The collective media pile-on to Australian Financial Review columnist Joe Aston has been as predictable as it has been pathetic. Business and media writers have always bristled against the abrasive, effective and popular Aston. Now they get to sit back and enjoy his defamation trial.
Aston is facing action brought by former Blue Sky venture capitalist Elaine Stead, against Aston and Nine, for several articles written about Stead in 2019. Among other things, Aston called Stead a “feminist cretin” who “set fire to people’s money”.
Aston’s willingness to criticise the ever-increasing gallery of rogues, scoundrels and sycophants that has permeated the finance sector, in the grand tradition of Trevor Sykes and Stephen Mayne, means he is one of the few remaining Australian business journalists who still makes compulsory reading.
Even the usually excellent Adele Ferguson last week used her column to attack a foreign “short and distort” gang who somehow cost investors billions — ignoring the fact that short-sellers have saved Australian investors billions by exposing companies like Blue Sky, Quintis, WiseTech and Corporate Travel Management.
Anyway, back to Joe.
Stead’s litigation was thought to be funded by multi-millionaire private equity figure Mark Carnegie. That rumour was shot down, but it’s true that Carnegie has hired her at his investment firm.

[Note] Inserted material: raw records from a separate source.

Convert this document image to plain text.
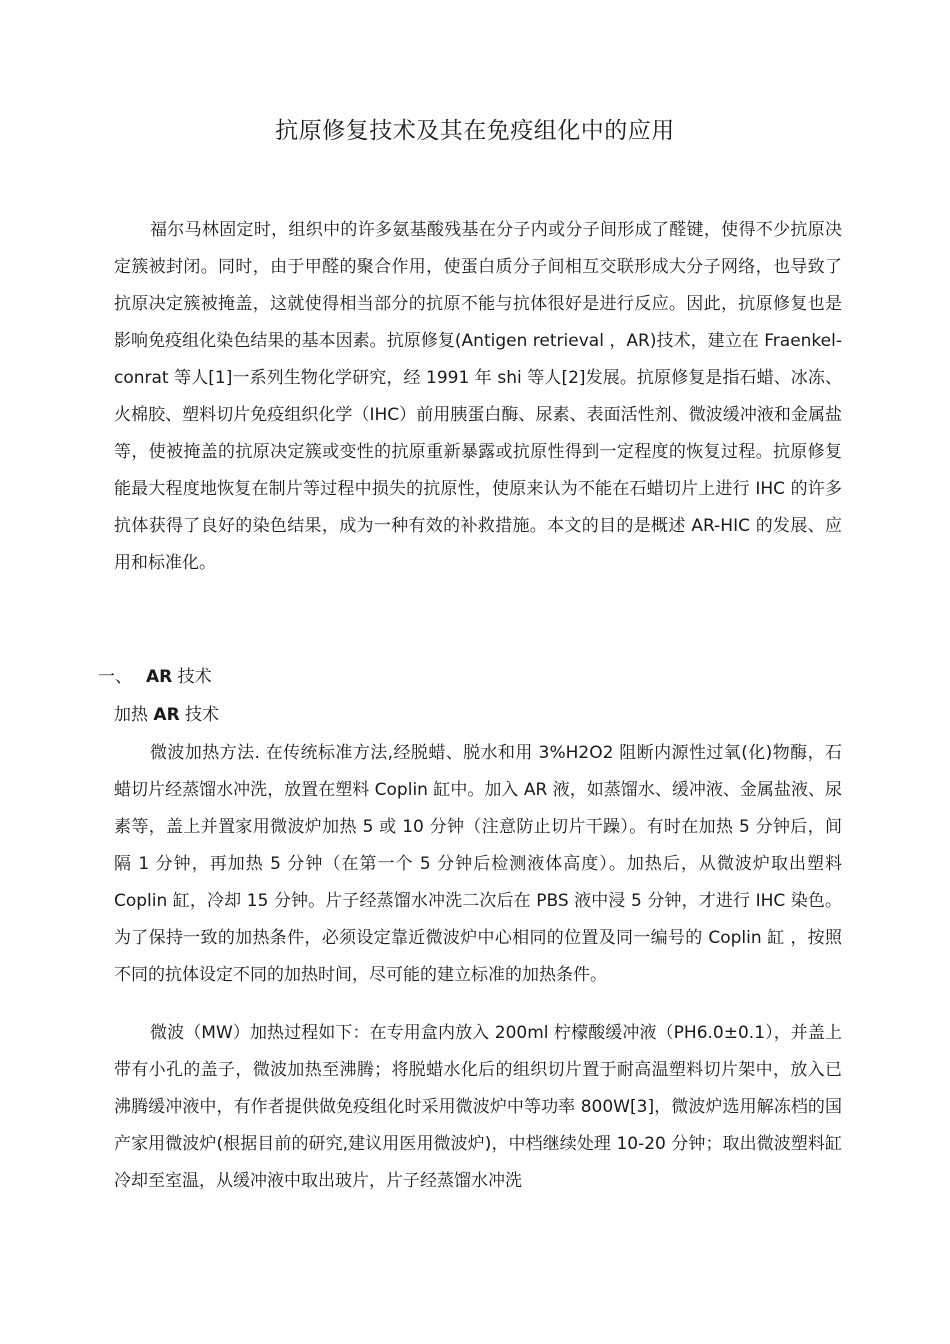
抗原修复技术及其在免疫组化中的应用

福尔马林固定时，组织中的许多氨基酸残基在分子内或分子间形成了醛键，使得不少抗原决定簇被封闭。同时，由于甲醛的聚合作用，使蛋白质分子间相互交联形成大分子网络，也导致了抗原决定簇被掩盖，这就使得相当部分的抗原不能与抗体很好是进行反应。因此，抗原修复也是影响免疫组化染色结果的基本因素。抗原修复(Antigen retrieval ，AR)技术，建立在 Fraenkel-conrat 等人[1]一系列生物化学研究，经 1991 年 shi 等人[2]发展。抗原修复是指石蜡、冰冻、火棉胶、塑料切片免疫组织化学（IHC）前用胰蛋白酶、尿素、表面活性剂、微波缓冲液和金属盐等，使被掩盖的抗原决定簇或变性的抗原重新暴露或抗原性得到一定程度的恢复过程。抗原修复能最大程度地恢复在制片等过程中损失的抗原性，使原来认为不能在石蜡切片上进行 IHC 的许多抗体获得了良好的染色结果，成为一种有效的补救措施。本文的目的是概述 AR-HIC 的发展、应用和标准化。

一、 AR 技术
加热 AR 技术

微波加热方法. 在传统标准方法,经脱蜡、脱水和用 3%H2O2 阻断内源性过氧(化)物酶，石蜡切片经蒸馏水冲洗，放置在塑料 Coplin 缸中。加入 AR 液，如蒸馏水、缓冲液、金属盐液、尿素等，盖上并置家用微波炉加热 5 或 10 分钟（注意防止切片干躁）。有时在加热 5 分钟后，间隔 1 分钟，再加热 5 分钟（在第一个 5 分钟后检测液体高度）。加热后，从微波炉取出塑料 Coplin 缸，冷却 15 分钟。片子经蒸馏水冲洗二次后在 PBS 液中浸 5 分钟，才进行 IHC 染色。为了保持一致的加热条件，必须设定靠近微波炉中心相同的位置及同一编号的 Coplin 缸 ，按照不同的抗体设定不同的加热时间，尽可能的建立标准的加热条件。

微波（MW）加热过程如下：在专用盒内放入 200ml 柠檬酸缓冲液（PH6.0±0.1），并盖上带有小孔的盖子，微波加热至沸腾；将脱蜡水化后的组织切片置于耐高温塑料切片架中，放入已沸腾缓冲液中，有作者提供做免疫组化时采用微波炉中等功率 800W[3]，微波炉选用解冻档的国产家用微波炉(根据目前的研究,建议用医用微波炉)，中档继续处理 10-20 分钟；取出微波塑料缸冷却至室温，从缓冲液中取出玻片，片子经蒸馏水冲洗
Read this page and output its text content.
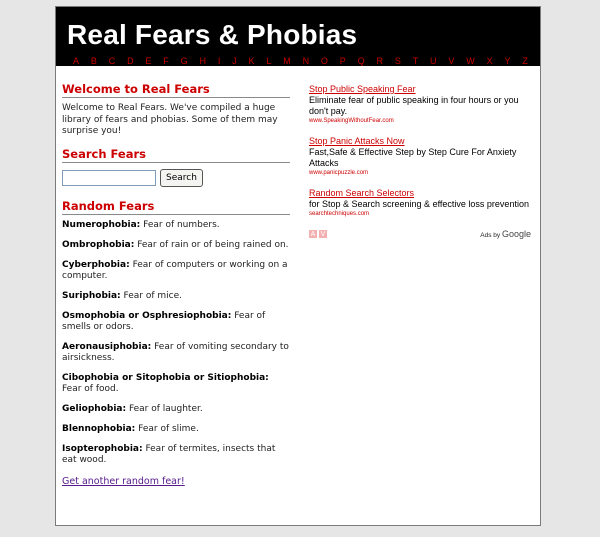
Real Fears & Phobias
A B C D E F G H I J K L M N O P Q R S T U V W X Y Z
Welcome to Real Fears

Welcome to Real Fears. We've compiled a huge library of fears and phobias. Some of them may surprise you!

Search Fears
Search
Random Fears

Numerophobia: Fear of numbers.

Ombrophobia: Fear of rain or of being rained on.

Cyberphobia: Fear of computers or working on a computer.

Suriphobia: Fear of mice.

Osmophobia or Osphresiophobia: Fear of smells or odors.

Aeronausiphobia: Fear of vomiting secondary to airsickness.

Cibophobia or Sitophobia or Sitiophobia: Fear of food.

Geliophobia: Fear of laughter.

Blennophobia: Fear of slime.

Isopterophobia: Fear of termites, insects that eat wood.

Get another random fear!
Stop Public Speaking Fear
Eliminate fear of public speaking in four hours or you don't pay.
www.SpeakingWithoutFear.com
Stop Panic Attacks Now
Fast,Safe & Effective Step by Step Cure For Anxiety Attacks
www.panicpuzzle.com
Random Search Selectors
for Stop & Search screening & effective loss prevention
searchtechniques.com
A V	Ads by Google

Carnegie, a true riches to even more riches story, is an Oxford graduate and the son of legendary McKinsey consultant and CRA boss Sir Roderick Howard Carnegie AC. He appears to have recently taken up the (genuinely worthwhile) cause of female executives.
Writing in The Sydney Morning Herald last year, Carnegie said that he was hiring Stead to “help … with a series of investments where I’m convinced she will do as good a job as a top decile man. I do this not for fashion but because I’m greedy. She is going to make me a ton of money. That she has got so much flak for the demise of Blue Sky relative to the men who actually ran the organisation seems unbelievable to me”.
And therein lies the kicker.
While Aston wrote two highly (perhaps overly) critical articles about Stead, he penned far more prose about Stead’s bosses at Blue Sky — Mark Sowerby and Rob Shand. For example: here and here and here and here. Oh, and here.
Aston was one of the few to brave the investment banking and fund management mob and dare criticise Blue Sky’s (mostly male) leadership, even while his AFR stablemates like Tony Boyd were defending them.
Ever the cheerleader, Boyd — who occupies Australia’s most blue chip journalistic real estate on the AFR’s back page — once called Blue Sky “arguably the most successful diversified alternative asset manager in Australia”.
It is not without irony that while Sowerby (who pocketed almost $40 million before Blue Sky imploded), Shand and Stead appear to have escaped the Blue Sky carnage with nary a whimper and certainly no serious legal charges, Aston is the one on trial. Remember: Blue Sky’s market value hit almost $1.3 billion before it collapsed.
One suspects amidst all the hyperbole, Aston himself is probably chuckling at all the attention the case has received, fully aware that Stead and Carnegie appear to be unfamiliar with the Streisand Effect.
Meanwhile, AFR readers are all the poorer — Aston’s column hasn’t appeared for more than a month, while the trial has been progressing.